For the entire length of our existence, a valuable trait has been schadenfreude. We haven’t always needed it, but when we have the Canucks, or Blues, or Detroit, or Canucks again, then the Blues again, have always provided a hearty laugh. We’ve had other targets, but no matter how bad things get for the Hawks or how laughable they are for others, we can redirect that to someone else and have a good chuckle and go on about our day with a bounce in our step.
So let’s spend some time chortling at the existence of the Dallas Stars.
They’ve been in our crosshairs for a few years now. Mostly because for about three or four offseasons, there’s a legion of hockey writers who can’t wait to declare them and GM Jim Nill “winners of the offseason.” It’s like clockwork. One trade, or one signing, and suddenly there’s a puddle around hockey media members as they race to to be the first to decree, “THIS TIME THE STARS GOT IT RIGHT! CAN’T WAIT FOR SOME TEXAS BBQ IN JUNE!” Mostly, I’m guessing, because deep down all Canadian hockey writers are shit-kickers who just want an excuse to break out the cowboy hat and boots they keep in the closet and are desperate to wear outside of one week in Calgary.
Five seasons later, and just one playoff series win, and here they are, likely to not even get a chance to win a playoff series. But how could that happen when they hired noted genius Ken Hitchcock? Certainly the planets must be totally out of line for such a thing to happen! He was the final piece! Everyone said so! Because the Stars did an exhaustive coaching search, y’see, and they oh so creatively came up with, “Hey what about that guy who won here that one time like 15 years ago?”
So how did it end up here, five points out with five games to play even after last night’s OT win over the Flyera? Well, you probably have to start with the goaltending, which has put up a combined .902 SV% in March. That’s not going to win you a lot, as you probably know around here.
And really, who could have seen Ben Bishop’s .911 last year, his .905 in March of last season, and that Tampa was so fond of him they couldn’t wait to shove the job to Andrei Vasilevskiy at the first opening to do so, and conclude that maybe Bishop didn’t have it anymore? Certainly not Jim Nill! And look, the guy who spent three years fucking over the Stars by ignoring the goaltending situation has fucked it over by actually paying attention to it! It just gets better!
Like all Hitchcock teams, the Stars definitely keep it tight in their own end but are hardly expansive in the other. While they’re second best in terms of expected goals per 60 against, they’re 16th in expected goals for. That’s a team with one of the best top lines in the league and hardly bereft of talent farther down the lineup with Spezza (though old), Faksa, Janmark, Shore, and a couple others. At least that’s what they’ve told us season upon season now. And yet past the top line there isn’t a forward with more than 40 points.

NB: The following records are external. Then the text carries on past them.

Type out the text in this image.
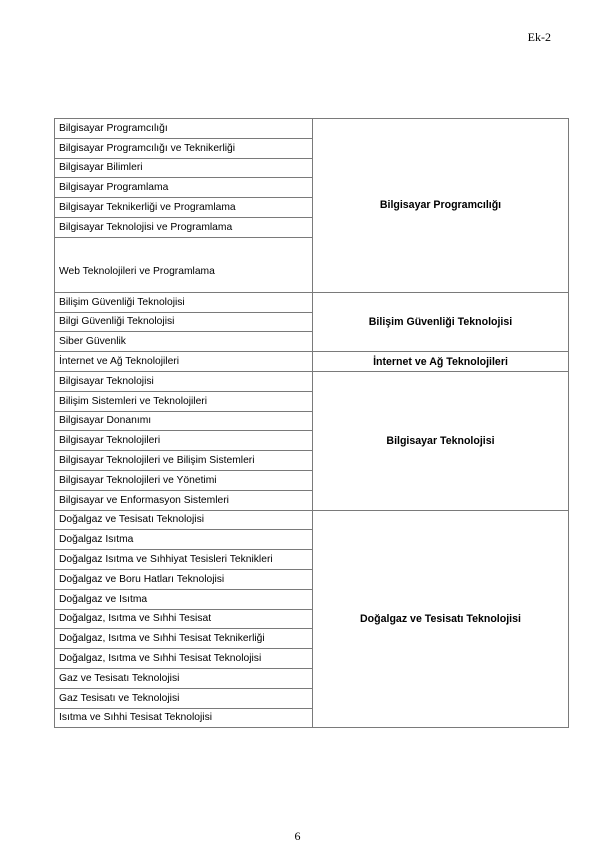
Ek-2
Bilgisayar Programcılığı	Bilgisayar Programcılığı
Bilgisayar Programcılığı ve Teknikerliği	
Bilgisayar Bilimleri	
Bilgisayar Programlama	
Bilgisayar Teknikerliği ve Programlama	
Bilgisayar Teknolojisi ve Programlama	
Web Teknolojileri ve Programlama	
Bilişim Güvenliği Teknolojisi	Bilişim Güvenliği Teknolojisi
Bilgi Güvenliği Teknolojisi	
Siber Güvenlik	
İnternet ve Ağ Teknolojileri	İnternet ve Ağ Teknolojileri
Bilgisayar Teknolojisi	Bilgisayar Teknolojisi
Bilişim Sistemleri ve Teknolojileri	
Bilgisayar Donanımı	
Bilgisayar Teknolojileri	
Bilgisayar Teknolojileri ve Bilişim Sistemleri	
Bilgisayar Teknolojileri ve Yönetimi	
Bilgisayar ve Enformasyon Sistemleri	
Doğalgaz ve Tesisatı Teknolojisi	Doğalgaz ve Tesisatı Teknolojisi
Doğalgaz Isıtma	
Doğalgaz Isıtma ve Sıhhiyat Tesisleri Teknikleri	
Doğalgaz ve Boru Hatları Teknolojisi	
Doğalgaz ve Isıtma	
Doğalgaz, Isıtma ve Sıhhi Tesisat	
Doğalgaz, Isıtma ve Sıhhi Tesisat Teknikerliği	
Doğalgaz, Isıtma ve Sıhhi Tesisat Teknolojisi	
Gaz ve Tesisatı Teknolojisi	
Gaz Tesisatı ve Teknolojisi	
Isıtma ve Sıhhi Tesisat Teknolojisi	
6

Hmmmm…who’s the GM who drafted and/or keeps this young talent they keep bleating about that keeps getting them beat, I wonder?
So as always with Hitch’s teams, keeping it so close means your goalie had better match your defensive leanings, and probably be better. Just like Jay Gallon in St. Louis, when the bottom drops out on that there is no answer. Because they’re certainly not filling it enough to counteract some wonky goaltending. At least Lindy Ruff managed that once.
Boy, I can’t wait to see how Nill wins this offseason.
-As we nearer the end, and the broadcast keeps shitting on Brandon Saad because he seems like the easy target (or Adam Burish threatens to fight him, which I’m sure would end with Saad turning Burish’s face into silly putty), I have this really uneasy feeling the Hawks will trade him and get to use “cap relief” as the reason to keep anyone from looking at it with any measure of scrutiny.
Let me just share this with you. When it comes to individual even-strength scoring chances per 60 minutes, Brandon Saad is 12th among forwards. 13th on that list? CONNOR FUCKING MCDAVID. Brandon Saad, himself, is getting slightly more chances per 60 minutes than the best player on the planet. When it comes to high-danger chances per 60 minutes, Saad ranks 10th among all forwards. 9th on the list? TAYLOR FUCKING HALL. A very likely Hart finalist is only slightly outdoing Brandon Saad when it comes to getting really good chances.
Now, it would be folly to suggest that “finish” is purely luck. It is not, but it’s too simple to say, “He’s not scoring enough,” when we can dig deeper and see why he might not be scoring enough. As we’ve said all season, Saad’s shooting percentage has bottomed out, Even a return to last year’s 11.4%, instead of this year’s 7.9, would see Saad with 25 goals right now. And assuming the power play could ever get the toad out of its ass it might be closer to 30.
Saad could simply repeat this season, process-wise, have his SH% spike to 13 or 14% because he got to see a couple more hungover goalies than this season, and be a 30-35-goal guy and then we’d get all these “redemption” stories.
Trading Saad when his value would be at its lowest, unless a monster return, would be monumentally stupid. Remember this when the Hawks now invariably do so.